By Shih Hsiu-chuan / Staff Reporter

Greater Kaohsiung Mayor Chen Chiu (陳菊) is seeking to meet with Minister of Economic Affairs Shih Yen-hsiang (施顏祥) over an unconfirmed government plan to have a controversial Kuokuang Petrochemical Technology Co (國光石化) plant established in the city, an official said yesterday.

“We [the Greater Kaohsiung government] do not welcome the Kuokuang Petrochemical plant.

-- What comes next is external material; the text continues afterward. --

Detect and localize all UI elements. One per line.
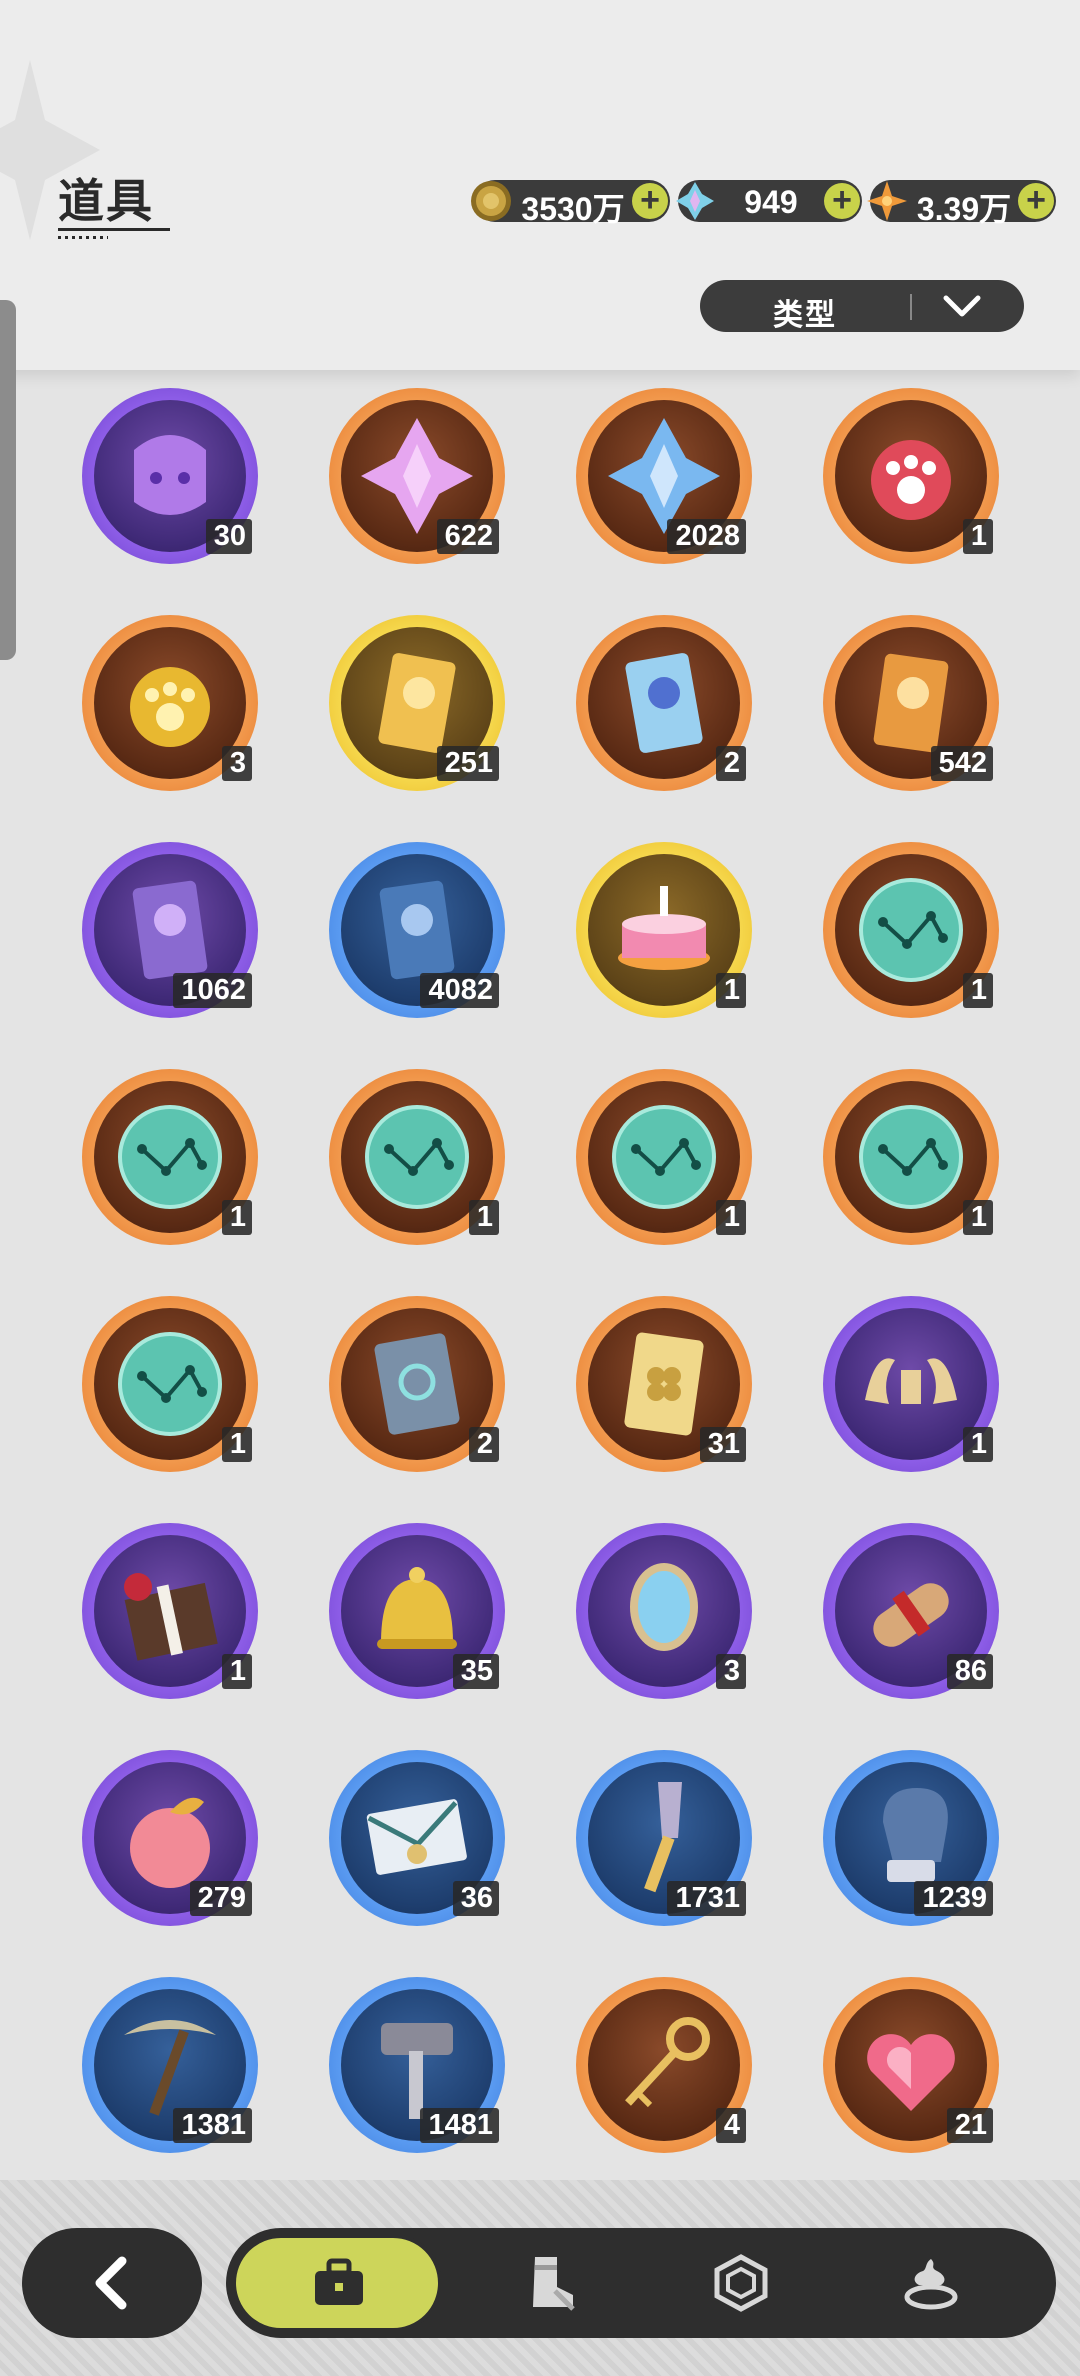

To build an oil refinery does not fit with the direction in which the city has been moving over the years, which is to develop an environment-friendly city with green and clean industries,” the city’s Information Bureau -director--general Lai Jui-lung (賴瑞隆) said by telephone.

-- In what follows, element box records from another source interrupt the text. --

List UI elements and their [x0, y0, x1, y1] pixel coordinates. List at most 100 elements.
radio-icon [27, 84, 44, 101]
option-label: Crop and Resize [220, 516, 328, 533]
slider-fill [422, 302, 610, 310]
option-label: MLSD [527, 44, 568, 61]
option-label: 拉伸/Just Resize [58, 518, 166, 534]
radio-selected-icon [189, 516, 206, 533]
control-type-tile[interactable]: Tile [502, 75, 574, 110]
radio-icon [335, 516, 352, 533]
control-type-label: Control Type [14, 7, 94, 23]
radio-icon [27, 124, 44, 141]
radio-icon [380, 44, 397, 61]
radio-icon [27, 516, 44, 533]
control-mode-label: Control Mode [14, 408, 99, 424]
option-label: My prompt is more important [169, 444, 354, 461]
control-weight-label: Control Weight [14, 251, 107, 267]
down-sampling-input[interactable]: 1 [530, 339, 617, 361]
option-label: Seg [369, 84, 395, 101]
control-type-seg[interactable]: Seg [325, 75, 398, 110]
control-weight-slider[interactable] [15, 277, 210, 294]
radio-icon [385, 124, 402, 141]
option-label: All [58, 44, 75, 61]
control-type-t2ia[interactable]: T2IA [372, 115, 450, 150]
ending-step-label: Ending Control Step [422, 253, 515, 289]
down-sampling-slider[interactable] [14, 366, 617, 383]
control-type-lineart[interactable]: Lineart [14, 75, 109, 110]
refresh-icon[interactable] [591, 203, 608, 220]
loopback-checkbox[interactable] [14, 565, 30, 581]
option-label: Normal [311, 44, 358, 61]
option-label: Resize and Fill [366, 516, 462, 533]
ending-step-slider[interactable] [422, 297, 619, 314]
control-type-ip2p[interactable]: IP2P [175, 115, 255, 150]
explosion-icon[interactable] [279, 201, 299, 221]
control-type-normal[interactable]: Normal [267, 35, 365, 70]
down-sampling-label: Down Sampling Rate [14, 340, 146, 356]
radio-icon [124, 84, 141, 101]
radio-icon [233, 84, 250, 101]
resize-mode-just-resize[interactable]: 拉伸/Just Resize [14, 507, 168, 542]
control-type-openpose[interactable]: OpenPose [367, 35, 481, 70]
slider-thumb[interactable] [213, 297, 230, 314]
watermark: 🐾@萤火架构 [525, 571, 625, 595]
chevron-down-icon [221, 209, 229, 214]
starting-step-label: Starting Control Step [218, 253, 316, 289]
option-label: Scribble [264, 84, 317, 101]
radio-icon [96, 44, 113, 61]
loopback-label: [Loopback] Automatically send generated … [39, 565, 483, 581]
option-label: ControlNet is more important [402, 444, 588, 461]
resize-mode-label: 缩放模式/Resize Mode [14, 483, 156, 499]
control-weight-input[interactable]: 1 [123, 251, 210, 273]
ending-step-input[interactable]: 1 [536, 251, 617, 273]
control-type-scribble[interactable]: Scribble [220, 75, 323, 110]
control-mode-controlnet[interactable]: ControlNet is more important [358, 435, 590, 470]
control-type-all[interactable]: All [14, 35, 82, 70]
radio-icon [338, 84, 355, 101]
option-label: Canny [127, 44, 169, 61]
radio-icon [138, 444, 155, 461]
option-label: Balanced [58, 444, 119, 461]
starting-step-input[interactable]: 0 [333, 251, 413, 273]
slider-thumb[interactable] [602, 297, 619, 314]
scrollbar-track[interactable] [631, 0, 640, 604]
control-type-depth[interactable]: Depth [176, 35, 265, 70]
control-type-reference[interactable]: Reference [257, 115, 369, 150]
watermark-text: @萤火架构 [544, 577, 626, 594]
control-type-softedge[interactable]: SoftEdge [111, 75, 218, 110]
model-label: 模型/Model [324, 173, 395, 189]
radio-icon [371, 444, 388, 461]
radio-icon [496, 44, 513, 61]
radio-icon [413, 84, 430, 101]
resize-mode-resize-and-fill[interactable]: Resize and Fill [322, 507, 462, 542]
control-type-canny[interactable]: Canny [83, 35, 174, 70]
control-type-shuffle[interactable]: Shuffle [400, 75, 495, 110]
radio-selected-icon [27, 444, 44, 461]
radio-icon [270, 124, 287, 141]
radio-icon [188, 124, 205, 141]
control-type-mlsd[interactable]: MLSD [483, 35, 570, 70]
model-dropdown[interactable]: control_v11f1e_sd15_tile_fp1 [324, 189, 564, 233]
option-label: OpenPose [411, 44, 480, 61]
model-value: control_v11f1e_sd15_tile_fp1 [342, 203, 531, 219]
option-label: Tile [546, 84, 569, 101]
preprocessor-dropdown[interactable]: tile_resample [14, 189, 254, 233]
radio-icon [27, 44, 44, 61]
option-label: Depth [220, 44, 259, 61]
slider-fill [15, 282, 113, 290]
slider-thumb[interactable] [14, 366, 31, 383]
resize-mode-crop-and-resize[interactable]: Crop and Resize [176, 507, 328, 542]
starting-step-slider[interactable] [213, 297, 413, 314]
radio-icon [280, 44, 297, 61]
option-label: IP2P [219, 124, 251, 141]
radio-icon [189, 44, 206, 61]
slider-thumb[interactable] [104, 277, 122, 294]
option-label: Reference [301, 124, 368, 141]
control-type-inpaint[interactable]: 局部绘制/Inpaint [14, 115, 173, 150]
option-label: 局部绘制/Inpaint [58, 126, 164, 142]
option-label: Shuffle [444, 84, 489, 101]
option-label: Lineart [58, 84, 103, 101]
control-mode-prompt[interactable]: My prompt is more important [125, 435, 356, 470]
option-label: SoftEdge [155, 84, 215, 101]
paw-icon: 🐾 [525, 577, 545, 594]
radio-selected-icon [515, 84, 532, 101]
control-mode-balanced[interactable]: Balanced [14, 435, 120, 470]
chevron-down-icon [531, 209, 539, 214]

Lai said the city government was not consulted by the ministry before a media report disclosed that Beishan Village (北汕) in Linyuan District (林園) was being considered as an alternative location for the project that has aroused concerns over its environmental impact on wetlands along the coast of Dacheng Township (大城) in Changhua County.

It would be unfair if the Kuokuang project were moved to Kaohsiung as this city “has taken too much of the brunt of the country’s development in the past,” Lai said, referring to the city being developed as a center for heavy and petrochemical industries.

“The development of heavy industry made Greater Kaohsiung one of the world’s highest polluters in terms of carbon dioxide emissions per capita,” Lai said.

Lai said the central government should not force the city to go back to its ways when the former Chinese Nationalist Party (KMT) administration and former city mayor Wu Den-yih (吳敦義) were in power, as that would counteract its efforts in recent years to develop a low-carbon and sustainable metropolis.

If the government decided to move the Kuokuang project to Greater Kaohsiung, it would only prove the truth of the allegation that the KMT has been “favoring the north over the south,” Lai said.

Lai dismissed a media report that quoted an anonymous source as saying that residents in Beishan Village planned to appeal to the Executive Yuan to welcome the Kuokuang project on the condition the government relocate the village and its neighboring villages.

“Our understanding is that residents there are opposed to the Kuokuang project,” Lai said.

The Environmental Protection Administration has scheduled a meeting on Thursday for its environmental impact assessment (EIA) committee to review the environmental impacts of the project on the Dacheng Township site. The project has failed to pass EIAs in the previous four meetings over the past five years, the latest one being on Jan. 27.